18 For thus hath said the Lord the creator of the heavens; he, the God that formed the earth and made it; he that hath established it, —not for naught did he create it, to be inhabited did he form it: I am the Lord; and there is no one else.
Çünkü gökleri yaratan RAB, Dünyayı yaratıp biçimlendiren, pekiştiren, Üzerinde yaşanmasın diye değil, yaşansın diye Biçimlendiren RAB –Tanrı O'dur– şöyle diyor: “RAB benim, başkası yok.
19 Not on a secret spot have I spoken, in a dark place of the earth; I said not unto the seed of Jacob, Seek ye me for naught; [but] I the Lord speak righteousness, I declare things that are right.
Ben gizlide, Karanlıklar ülkesinin bir köşesinde konuşmadım. Yakup soyuna, ‘Beni olmayacak yerlerde arayın’ demedim. Doğru olanı söyleyen, adil olanı bildiren RAB benim.”
20 Assemble yourselves and come; draw near together, ye escaped fugitives of the nations! They have no knowledge that carry the wood of their graven image, and pray unto a god that cannot save.
“Ey sizler, uluslardan kaçıp kurtulanlar, Toplanıp gelin, birlikte yaklaşın! Tahtadan oyma putlar taşıyan, Kurtaramayan ilahlara yakaranlar bilgisizdir.
21 Tell ye, and bring them near; yea, let them take counsel together: Who hath announced this in ancient times? told it from the beginning? is it not I the Lord? and there is no other god without me, a just god and a saviour; there is none beside me.
Konuşun, davanızı sunun, Birbirinize danışın. Bunları çok önceden duyurup bildiren kim? Ben RAB, bildirmedim mi? Benden başka Tanrı yok, adil Tanrı ve Kurtarıcı benim. Yok benden başkası.
22 Turn unto me, so that ye may be helped, all ye ends of the earth; for I am God, and there is no one else.
“Ey dünyanın dört bucağındakiler, Bana dönün, kurtulursunuz.
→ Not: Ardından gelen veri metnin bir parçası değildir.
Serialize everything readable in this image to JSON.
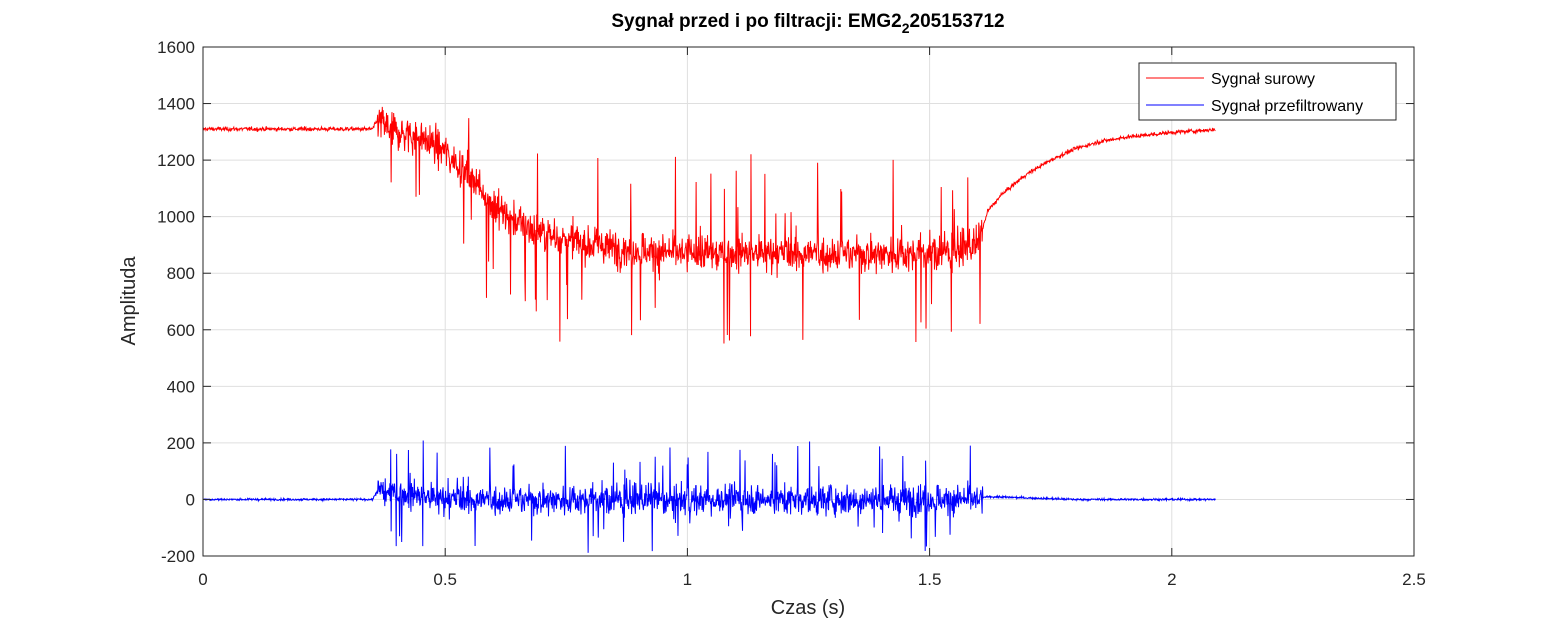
{
  "chart_data": {
    "type": "line",
    "title": "Sygnał przed i po filtracji: EMG2",
    "title_subscript": "2",
    "title_suffix": "205153712",
    "xlabel": "Czas (s)",
    "ylabel": "Amplituda",
    "xlim": [
      0,
      2.5
    ],
    "ylim": [
      -200,
      1600
    ],
    "xticks": [
      0,
      0.5,
      1,
      1.5,
      2,
      2.5
    ],
    "xtick_labels": [
      "0",
      "0.5",
      "1",
      "1.5",
      "2",
      "2.5"
    ],
    "yticks": [
      -200,
      0,
      200,
      400,
      600,
      800,
      1000,
      1200,
      1400,
      1600
    ],
    "ytick_labels": [
      "-200",
      "0",
      "200",
      "400",
      "600",
      "800",
      "1000",
      "1200",
      "1400",
      "1600"
    ],
    "grid": true,
    "legend_position": "top-right",
    "series": [
      {
        "name": "Sygnał surowy",
        "color": "#ff0000",
        "x": [
          0,
          0.1,
          0.2,
          0.3,
          0.35,
          0.36,
          0.4,
          0.45,
          0.5,
          0.55,
          0.6,
          0.65,
          0.7,
          0.8,
          0.9,
          1.0,
          1.1,
          1.2,
          1.3,
          1.4,
          1.5,
          1.55,
          1.6,
          1.62,
          1.65,
          1.7,
          1.75,
          1.8,
          1.85,
          1.9,
          2.0,
          2.09
        ],
        "y": [
          1310,
          1310,
          1310,
          1310,
          1310,
          1340,
          1300,
          1280,
          1230,
          1150,
          1040,
          980,
          940,
          900,
          880,
          870,
          870,
          870,
          870,
          870,
          870,
          880,
          900,
          1020,
          1080,
          1150,
          1200,
          1240,
          1265,
          1280,
          1298,
          1308
        ]
      },
      {
        "name": "Sygnał przefiltrowany",
        "color": "#0000ff",
        "x": [
          0,
          0.1,
          0.2,
          0.3,
          0.35,
          0.36,
          0.5,
          0.7,
          0.9,
          1.1,
          1.3,
          1.5,
          1.6,
          1.62,
          1.8,
          2.0,
          2.09
        ],
        "y": [
          0,
          0,
          0,
          0,
          0,
          30,
          0,
          0,
          0,
          0,
          0,
          0,
          0,
          10,
          0,
          0,
          0
        ]
      }
    ]
  }
}
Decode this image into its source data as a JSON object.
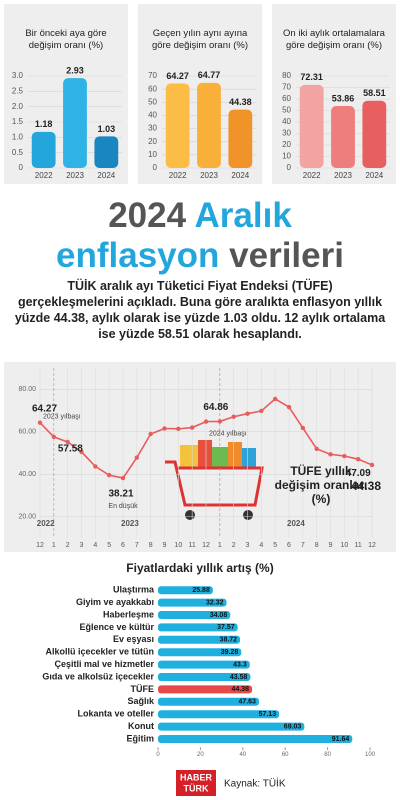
{
  "chart_data": [
    {
      "type": "bar",
      "title": "Bir önceki aya göre değişim oranı (%)",
      "categories": [
        "2022",
        "2023",
        "2024"
      ],
      "values": [
        1.18,
        2.93,
        1.03
      ],
      "colors": [
        "#22a6dc",
        "#2fb3e6",
        "#1a86bf"
      ],
      "ylim": [
        0,
        3
      ],
      "yticks": [
        0,
        0.5,
        {
          "value": 1,
          "label": "1.0"
        },
        1.5,
        {
          "value": 2,
          "label": "2.0"
        },
        2.5,
        {
          "value": 3,
          "label": "3.0"
        }
      ],
      "grid": true
    },
    {
      "type": "bar",
      "title": "Geçen yılın aynı ayına göre değişim oranı (%)",
      "categories": [
        "2022",
        "2023",
        "2024"
      ],
      "values": [
        64.27,
        64.77,
        44.38
      ],
      "colors": [
        "#fbbd45",
        "#f9b03a",
        "#f0942a"
      ],
      "ylim": [
        0,
        70
      ],
      "yticks": [
        0,
        10,
        20,
        30,
        40,
        50,
        60,
        70
      ],
      "grid": true
    },
    {
      "type": "bar",
      "title": "On iki aylık ortalamalara göre değişim oranı (%)",
      "categories": [
        "2022",
        "2023",
        "2024"
      ],
      "values": [
        72.31,
        53.86,
        58.51
      ],
      "colors": [
        "#f4a3a3",
        "#ee7d7d",
        "#e85f5f"
      ],
      "ylim": [
        0,
        80
      ],
      "yticks": [
        0,
        10,
        20,
        30,
        40,
        50,
        60,
        70,
        80
      ],
      "grid": true
    },
    {
      "type": "line",
      "title": "TÜFE yıllık değişim oranları (%)",
      "categories": [
        "12",
        "1",
        "2",
        "3",
        "4",
        "5",
        "6",
        "7",
        "8",
        "9",
        "10",
        "11",
        "12",
        "1",
        "2",
        "3",
        "4",
        "5",
        "6",
        "7",
        "8",
        "9",
        "10",
        "11",
        "12"
      ],
      "values": [
        64.27,
        57.58,
        55.18,
        50.51,
        43.68,
        39.59,
        38.21,
        47.83,
        58.94,
        61.53,
        61.36,
        61.98,
        64.77,
        64.86,
        67.07,
        68.5,
        69.8,
        75.45,
        71.6,
        61.78,
        51.97,
        49.38,
        48.58,
        47.09,
        44.38
      ],
      "color": "#e85c5c",
      "ylim": [
        10,
        90
      ],
      "yticks": [
        {
          "value": 20,
          "label": "20.00"
        },
        {
          "value": 40,
          "label": "40.00"
        },
        {
          "value": 60,
          "label": "60.00"
        },
        {
          "value": 80,
          "label": "80.00"
        }
      ],
      "grid": true,
      "annotations": [
        "2023 yılbaşı",
        "En düşük",
        "2024 yılbaşı"
      ],
      "year_labels": [
        "2022",
        "2023",
        "2024"
      ]
    },
    {
      "type": "hbar",
      "title": "Fiyatlardaki yıllık artış (%)",
      "categories": [
        "Ulaştırma",
        "Giyim ve ayakkabı",
        "Haberleşme",
        "Eğlence ve kültür",
        "Ev eşyası",
        "Alkollü içecekler ve tütün",
        "Çeşitli mal ve hizmetler",
        "Gıda ve alkolsüz içecekler",
        "TÜFE",
        "Sağlık",
        "Lokanta ve oteller",
        "Konut",
        "Eğitim"
      ],
      "values": [
        25.88,
        32.32,
        34.08,
        37.57,
        38.72,
        39.28,
        43.3,
        43.58,
        44.38,
        47.63,
        57.13,
        69.03,
        91.64
      ],
      "colors": [
        "#1fb0e0",
        "#1fb0e0",
        "#1fb0e0",
        "#1fb0e0",
        "#1fb0e0",
        "#1fb0e0",
        "#1fb0e0",
        "#1fb0e0",
        "#e84848",
        "#1fb0e0",
        "#1fb0e0",
        "#1fb0e0",
        "#1fb0e0"
      ],
      "xlim": [
        0,
        100
      ],
      "xticks": [
        0,
        20,
        40,
        60,
        80,
        100
      ]
    }
  ],
  "headline": [
    "2024",
    "Aralık",
    "enflasyon",
    "verileri"
  ],
  "paragraph": "TÜİK aralık ayı Tüketici Fiyat Endeksi (TÜFE) gerçekleşmelerini açıkladı. Buna göre aralıkta enflasyon yıllık yüzde 44.38, aylık olarak ise yüzde 1.03 oldu. 12 aylık ortalama ise yüzde 58.51 olarak hesaplandı.",
  "footer": {
    "logo": [
      "HABER",
      "TÜRK"
    ],
    "source": "Kaynak: TÜİK"
  }
}
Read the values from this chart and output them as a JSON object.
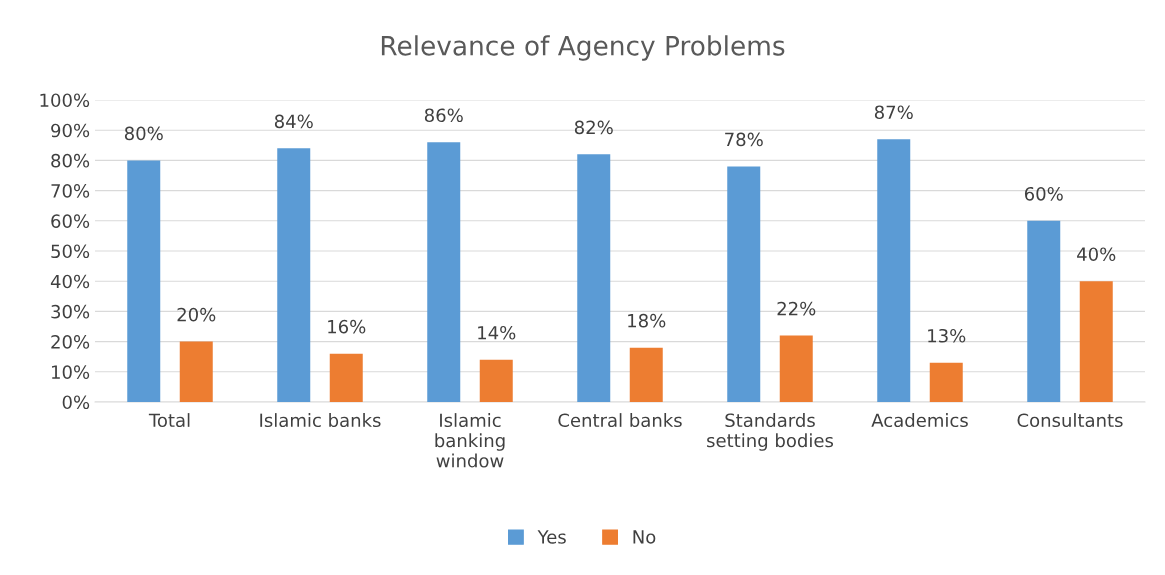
{
  "chart_data": {
    "type": "bar",
    "title": "Relevance of Agency Problems",
    "categories": [
      "Total",
      "Islamic banks",
      "Islamic\nbanking\nwindow",
      "Central banks",
      "Standards\nsetting bodies",
      "Academics",
      "Consultants"
    ],
    "series": [
      {
        "name": "Yes",
        "color": "#5b9bd5",
        "values": [
          80,
          84,
          86,
          82,
          78,
          87,
          60
        ],
        "value_labels": [
          "80%",
          "84%",
          "86%",
          "82%",
          "78%",
          "87%",
          "60%"
        ]
      },
      {
        "name": "No",
        "color": "#ed7d31",
        "values": [
          20,
          16,
          14,
          18,
          22,
          13,
          40
        ],
        "value_labels": [
          "20%",
          "16%",
          "14%",
          "18%",
          "22%",
          "13%",
          "40%"
        ]
      }
    ],
    "ylim": [
      0,
      100
    ],
    "yticks": [
      {
        "value": 0,
        "label": "0%"
      },
      {
        "value": 10,
        "label": "10%"
      },
      {
        "value": 20,
        "label": "20%"
      },
      {
        "value": 30,
        "label": "30%"
      },
      {
        "value": 40,
        "label": "40%"
      },
      {
        "value": 50,
        "label": "50%"
      },
      {
        "value": 60,
        "label": "60%"
      },
      {
        "value": 70,
        "label": "70%"
      },
      {
        "value": 80,
        "label": "80%"
      },
      {
        "value": 90,
        "label": "90%"
      },
      {
        "value": 100,
        "label": "100%"
      }
    ],
    "grid": "y",
    "legend": "bottom"
  }
}
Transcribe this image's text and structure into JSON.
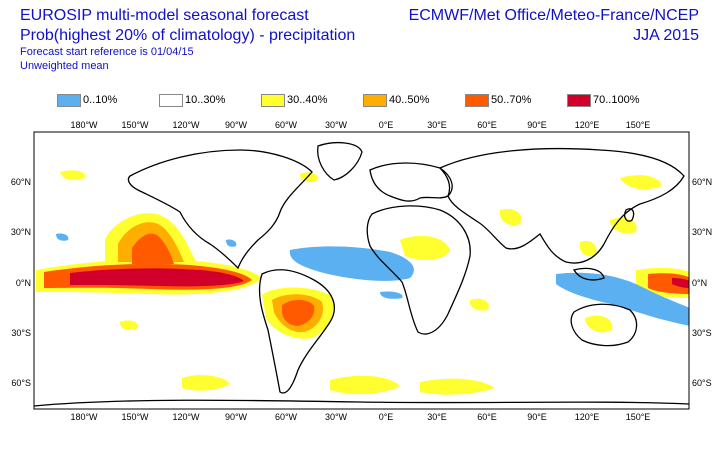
{
  "header": {
    "title": "EUROSIP multi-model seasonal forecast",
    "subtitle": "Prob(highest 20% of climatology) - precipitation",
    "start_reference": "Forecast start reference is 01/04/15",
    "mean_type": "Unweighted mean",
    "centres": "ECMWF/Met Office/Meteo-France/NCEP",
    "season": "JJA 2015"
  },
  "legend": [
    {
      "label": "0..10%",
      "color": "#5ab0f0"
    },
    {
      "label": "10..30%",
      "color": "#ffffff"
    },
    {
      "label": "30..40%",
      "color": "#ffff30"
    },
    {
      "label": "40..50%",
      "color": "#ffae00"
    },
    {
      "label": "50..70%",
      "color": "#ff5a00"
    },
    {
      "label": "70..100%",
      "color": "#d0002a"
    }
  ],
  "map": {
    "lon_ticks": [
      "180°W",
      "150°W",
      "120°W",
      "90°W",
      "60°W",
      "30°W",
      "0°E",
      "30°E",
      "60°E",
      "90°E",
      "120°E",
      "150°E"
    ],
    "lat_ticks": [
      "60°N",
      "30°N",
      "0°N",
      "30°S",
      "60°S"
    ]
  }
}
Çünkü Tanrı benim, başkası yok.
23 By myself have I sworn, righteousness is gone out of my mouth, a word [which] shall not return, That unto me every knee shall bend, every tongue shall swear.
Kendi üzerime ant içtim, Ağzımdan çıkan söz doğrudur, boşa çıkmaz: Her diz önümde çökecek, Her dil bana ant içecek.
24 Only in the Lord, —shall men say of me, —there are righteousness and strength. Unto him shall come and be ashamed all that are incensed against him.
“Benim için şöyle diyecekler: ‘Doğruluk ve güç yalnız RAB'dedir’, İnsanlar O'na gelecek. RAB'be öfkelenenlerin hepsi utandırılacak.
25 In the Lord shall be justified, and shall glory themselves all the seed of Israel.
Ama bütün İsrail soyu RAB tarafından aklanacak, O'nunla övünecek.